Is Your Sweet Tooth Genetic?

We can attribute a lot of our characteristics to our parents. Our height as well as skin, eye and hair color can, for the most part, be traced to our parents or our parents’ parents. But is it possible to blame mom and dad for our food choices? Perhaps.

A recent study based on twin behaviors found that our ability to perceive sweet tastes is an inherited trait rather than a learnt behavior.

Researcher and professor Hely Tourila of the University of Helsinki noted that humans are programmed with a built-in mechanism to crave sweet foods. From an evolutionary standpoint, this mechanism was vital for survival, helping early humans seek out the foods that contained the nutrients they needed.

However, from the results of her research, Tourila noted that the level to which we perceive sweetness is a genetic trait and differs among individuals. This means that if mom and dad craved the sweetest of the sweets, there’s a good chance their offspring will too (a hereditary ‘sweet tooth’ of sorts?).

In a similar study, researchers traced this so-called ‘sweet tooth gene’ to two sweet receptor genes (TAS1R2 and TAS1R3). The ability to taste and perceive sweet flavors stem from the alleles of one of these two genes.

The study also investigated how individuals experience other tastes, and found that people tend to vary in their ability to perceive the degrees of different tastes. What is horribly bitter to some may not seem nearly as potent to others, thanks to their specific genetic makeup.

Other researchers believe that a child’s taste preferences can stem from their mother’s diet during pregnancy. French scientists found that babies were able to recognize aromas that their mothers had been exposed to during the final days of gestation. They go on to argue that a woman’s diet during pregnancy can affect the development of certain sensory systems in the brain, thus influencing taste preferences.

Pregnant women who consumed biscuits laced with aniseed during the final days of pregnancy gave birth to babies who appeared to enjoy the smell of aniseed, as compared with the babies of mothers who did not consume the biscuits.

Yet others argue that one’s desire to consume sugar stems from dopamine receptors in the brain. Sugar consumption often stimulates these “feel good” areas. Scientists have found that obese individuals and those with a strong sweet tooth have fewer dopamine receptors, and therefore require larger concentrations of sugar to achieve that same sense of pleasure.

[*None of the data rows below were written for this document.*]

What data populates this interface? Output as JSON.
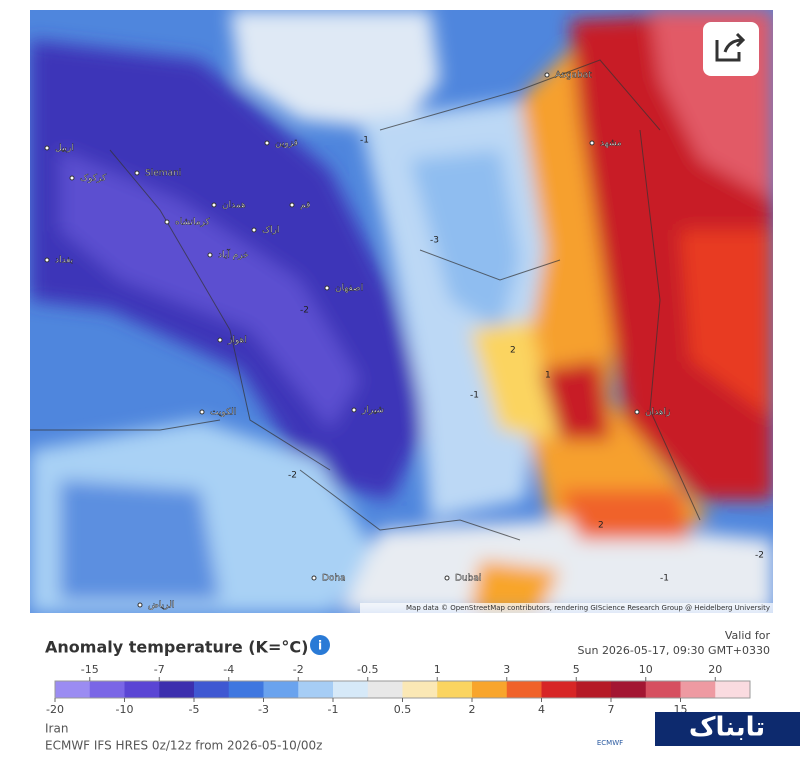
{
  "map": {
    "city_labels": [
      "Slemani",
      "Asgabat",
      "بغداد",
      "کرکوک",
      "اربیل",
      "کرمانشاه",
      "همدان",
      "قزوین",
      "اراک",
      "قم",
      "اصفهان",
      "شیراز",
      "مشهد",
      "زاهدان",
      "الکویت",
      "الریاض",
      "Doha",
      "Dubai",
      "خرم آباد",
      "اهواز"
    ],
    "contour_labels": [
      "-1",
      "-2",
      "-3",
      "-1",
      "-2",
      "1",
      "2",
      "-1",
      "-2",
      "2"
    ],
    "attribution": "Map data © OpenStreetMap contributors, rendering GIScience Research Group @ Heidelberg University"
  },
  "legend": {
    "title": "Anomaly temperature (K=°C)",
    "valid_label": "Valid for",
    "valid_time": "Sun 2026-05-17, 09:30 GMT+0330",
    "ticks": [
      -20,
      -15,
      -10,
      -7,
      -5,
      -4,
      -3,
      -2,
      -1,
      -0.5,
      0.5,
      1,
      2,
      3,
      4,
      5,
      7,
      10,
      15,
      20
    ],
    "colors": [
      "#9b8cf2",
      "#7a66e6",
      "#5a45d4",
      "#3c2fae",
      "#3f58d2",
      "#3f77e0",
      "#6aa3ee",
      "#a6cdf5",
      "#d6e9f8",
      "#e8e8e8",
      "#fbe8b5",
      "#fbd460",
      "#f8a52c",
      "#f0622a",
      "#d72626",
      "#b51a26",
      "#a31632",
      "#d65060",
      "#ee9aa2",
      "#fadbe0"
    ]
  },
  "footer": {
    "region": "Iran",
    "model": "ECMWF IFS HRES 0z/12z from 2026-05-10/00z",
    "logo": "ECMWF"
  },
  "watermark": "تابناک"
}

Regardless of where it comes from, we all have some semblance of a sweet tooth. The best means for not letting it become too strong is to maintain balanced blood sugar levels by eating healthy meals throughout the day (especially breakfast).

And don’t attempt to compensate with artificial sweeteners. Not only are many of these dangerous and poorly tested, they only serve to trick the brain, leaving the body craving sugar even more.